The Lin Carter-edited anthologies are more surveys of fantasy fiction as opposed to being strict anthologies of Sword-and-Sorcery. Anthologies such as The Young Magicians (1969) and New Worlds for Old (1971) have E. R. Eddison, William Morris, and James Branch Cabell juxtaposed with the pulp era of Robert E. Howard, C. L. Moore, and H. P. Lovecraft to post WWII fantasy of J.R.R. Tolkien and C. S. Lewis. Carter’s most Sword-and-Sorcery-oriented anthology is The Magic of Atlantis (1970) which is completely made up of pulp reprints except the Lin Carter story. Carter managed to include obscure Nictzin Dyalhis and Edmond Hamilton stories in the book.

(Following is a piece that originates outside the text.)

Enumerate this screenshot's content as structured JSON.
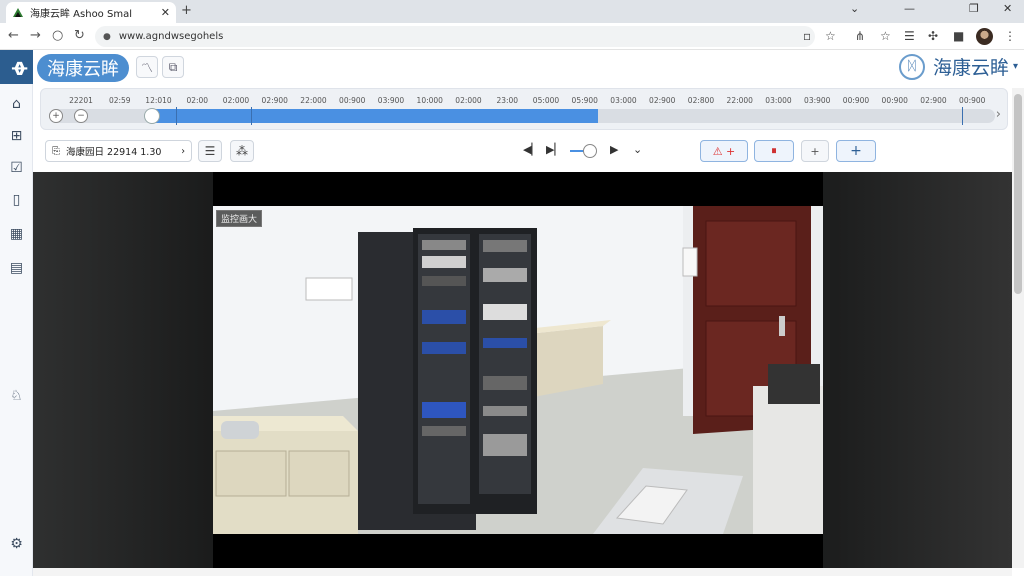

The two anthologies edited by Hans Stefan Santesson, The Mighty Barbarians (1969) and The Mighty Swordsmen (1970) were derivative and inferior with a majority of the stories already found in other anthologies. There were new Lin Carter Thongor stories in each book. Maybe Santesson thought Lin Carter would entice people to buy the book.
That was about it for reprint Sword-and-Sorcery anthologies. Flashing Swords and the Swords Against Darkness series were made up of new fiction later in the 1970s. We had the adulterated Conan “edited” by L. Sprague de Camp, incomplete Clark Ashton Smith from the Ballantine Adult Fantasy series, Jirel of Joiry by C. L. Moore (supposedly edited by Lin Carter), the two Prester John novels by Norvell Page, and the Fafhrd and the Gray Mouser books by Fritz Leiber. That’s it! Everything else marketed as Sword-and-Sorcery in the late ’60s was new or science fiction disguised as Sword-and-Sorcery. As it was, the Jirel collection by Paperback Library missed a story ( “Quest of the Starstone” ) and the Sword-and-Sorcery of Henry Kuttner was never collected. Kuttner wrote four stories about Elak of Atlantis for Weird Tales and two stories about Prince Raynor for Strange Stories. Those six stories collected into one book would have given enough page count for a typical late 1960s paperback. No one bothered to pitch the idea or do the work of collecting six stories together. There was little interest in delving into the pulps to find out what else might be found. Savage Heroes and The Barbarian Swordsmen were pretty much retread anthologies of what had already been done.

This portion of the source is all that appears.